I have a question regarding the following proof from Cannas da Silva – Introduction to Symplectic and Hamiltonian Geometry:
Let $(M, \omega)$ be a symplectic manifold, and let $\alpha$ be a 1-form such that
$\omega = −d\alpha$.
There exists a unique vector field $v$ such that its interior product with
$\omega$ is $-\alpha$, i.e., $\iota_v \omega = −\alpha$.Proposition 2.3 If $g$ is a symplectomorphism which preserves $\alpha$
(that is, $g^*\alpha = \alpha$), then $g$ commutes with the one-parameter group of
diffeomorphisms generated by $v$, i.e.,
$(\exp tv) \circ g = g \circ (\exp tv)$.Proof. Recall that, for $p \in M$, $(\exp tv)(p)$ is the unique curve in $M$
solving the ordinary differential equation
\begin{align*}
\frac{d}{dt}(\exp tv(p)) &= v(\exp tv(p))\\
(\exp tv)(p)|_{t=0} &= p
\end{align*}
for $t$ in some neighborhood of 0. From this is follows that $g \circ(\exp tv)\circ
g^{−1}$ must be the one-parameter group of diffeomorphisms generated
by $g_*v$. (The push-forward of $v$ by $g$ is defined by $(g_*v)_{g(p)} = dg_{p}(v_{p})$.)

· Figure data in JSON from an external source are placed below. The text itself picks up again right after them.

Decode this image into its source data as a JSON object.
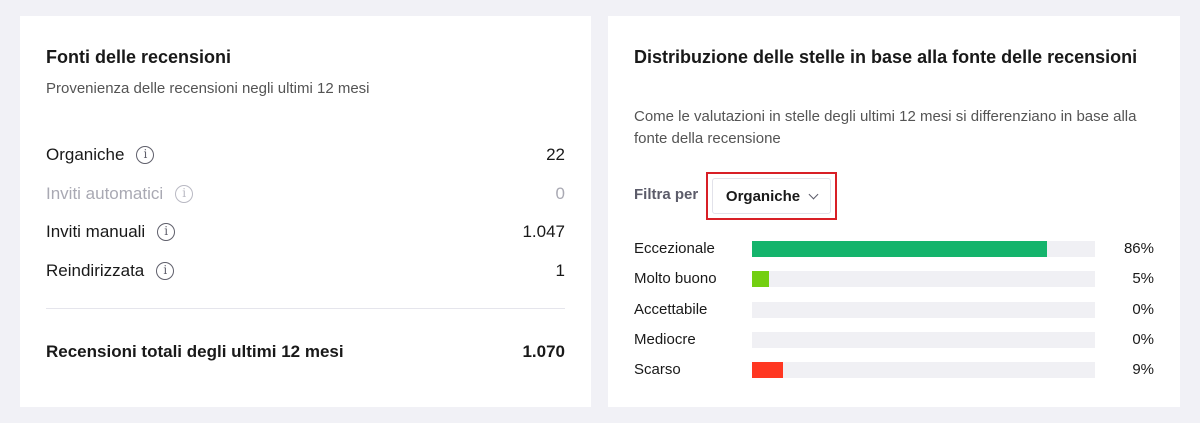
{
  "sources_card": {
    "title": "Fonti delle recensioni",
    "subtitle": "Provenienza delle recensioni negli ultimi 12 mesi",
    "rows": [
      {
        "label": "Organiche",
        "value": "22",
        "muted": false,
        "info_icon": "info-icon"
      },
      {
        "label": "Inviti automatici",
        "value": "0",
        "muted": true,
        "info_icon": "info-icon"
      },
      {
        "label": "Inviti manuali",
        "value": "1.047",
        "muted": false,
        "info_icon": "info-icon"
      },
      {
        "label": "Reindirizzata",
        "value": "1",
        "muted": false,
        "info_icon": "info-icon"
      }
    ],
    "total_label": "Recensioni totali degli ultimi 12 mesi",
    "total_value": "1.070"
  },
  "distribution_card": {
    "title": "Distribuzione delle stelle in base alla fonte delle recensioni",
    "subtitle": "Come le valutazioni in stelle degli ultimi 12 mesi si differenziano in base alla fonte della recensione",
    "filter_label": "Filtra per",
    "filter_value": "Organiche",
    "highlight_color": "#d81f26",
    "rows": [
      {
        "label": "Eccezionale",
        "percent": 86,
        "percent_label": "86%",
        "color": "#14b46c"
      },
      {
        "label": "Molto buono",
        "percent": 5,
        "percent_label": "5%",
        "color": "#73cf11"
      },
      {
        "label": "Accettabile",
        "percent": 0,
        "percent_label": "0%",
        "color": "#ffce00"
      },
      {
        "label": "Mediocre",
        "percent": 0,
        "percent_label": "0%",
        "color": "#ff8622"
      },
      {
        "label": "Scarso",
        "percent": 9,
        "percent_label": "9%",
        "color": "#ff3722"
      }
    ]
  }
}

Finally we have that $g_*v = v$, i.e., that $g$ preserves $v$.
I cannot figure out why this step holds:
From this is follows that $g \circ(\exp tv)\circ
g^{−1}$ must be the one-parameter group of diffeomorphisms generated
by $g_*v$.
I intuitively feel that the $g^{-1}$ should be there, otherwise the positioning on the manifold is wrong after pushing forward $v$, but haven't been able to formulate anything cohesive. I also cannot figure out how to show something along the lines of $g \circ \exp (tv) = \exp (t g_* v)$. In general this won't hold, so the strict conditions on $V$ and $g$ must be important.
Best Answer
I will use the notation $\rho_{t}:=\exp tv$. By assumption, $\rho_{t}$ is the one-parameter group of diffeomorphisms generated by $v$, i.e. \begin{equation}\tag{1}\label{1} \begin{cases} \left.\frac{d}{ds}\right|_{s=t}\rho_{s}(p)=v(\rho_{t}(p))\\ \rho_{0}(p)=p \end{cases} \end{equation} for all $p\in M$ and all $t\in\mathbb{R}$. To see that $g\circ\rho_{t}\circ g^{-1}$ is the one-parameter group of diffeomorphisms generated by $g_{*}v$, we need to show that \begin{equation}\tag{2}\label{2} \begin{cases} \left.\frac{d}{ds}\right|_{s=t}(g\circ\rho_{s}\circ g^{-1})(p)=(g_{*}v)\big((g\circ\rho_{t}\circ g^{-1})(p)\big)\\ (g\circ\rho_{0}\circ g^{-1})(p)=p \end{cases} \end{equation} for all $p\in M$ and $t\in\mathbb{R}$. For the first equality in \eqref{2}, we have \begin{align} \left.\frac{d}{ds}\right|_{s=t}(g\circ\rho_{s}\circ g^{-1})(p)&=(dg)_{\rho_{t}(g^{-1}(p))}\left(\left.\frac{d}{ds}\right|_{s=t}(\rho_{s}(g^{-1}(p))\right)\\ &=(dg)_{\rho_{t}(g^{-1}(p))}\left(v(\rho_{t}(g^{-1}(p)))\right)\\ &=\left(g_{*}v\right)\left((g\circ\rho_{t}\circ g^{-1})(p)\right). \end{align} Here the first equality is due to the chain rule, and the second equality uses the first equation of \eqref{1} at the point $g^{-1}(p)$.
As for the second equality in \eqref{2}, just use the second equation of \eqref{1} at the point $g^{-1}(p)$.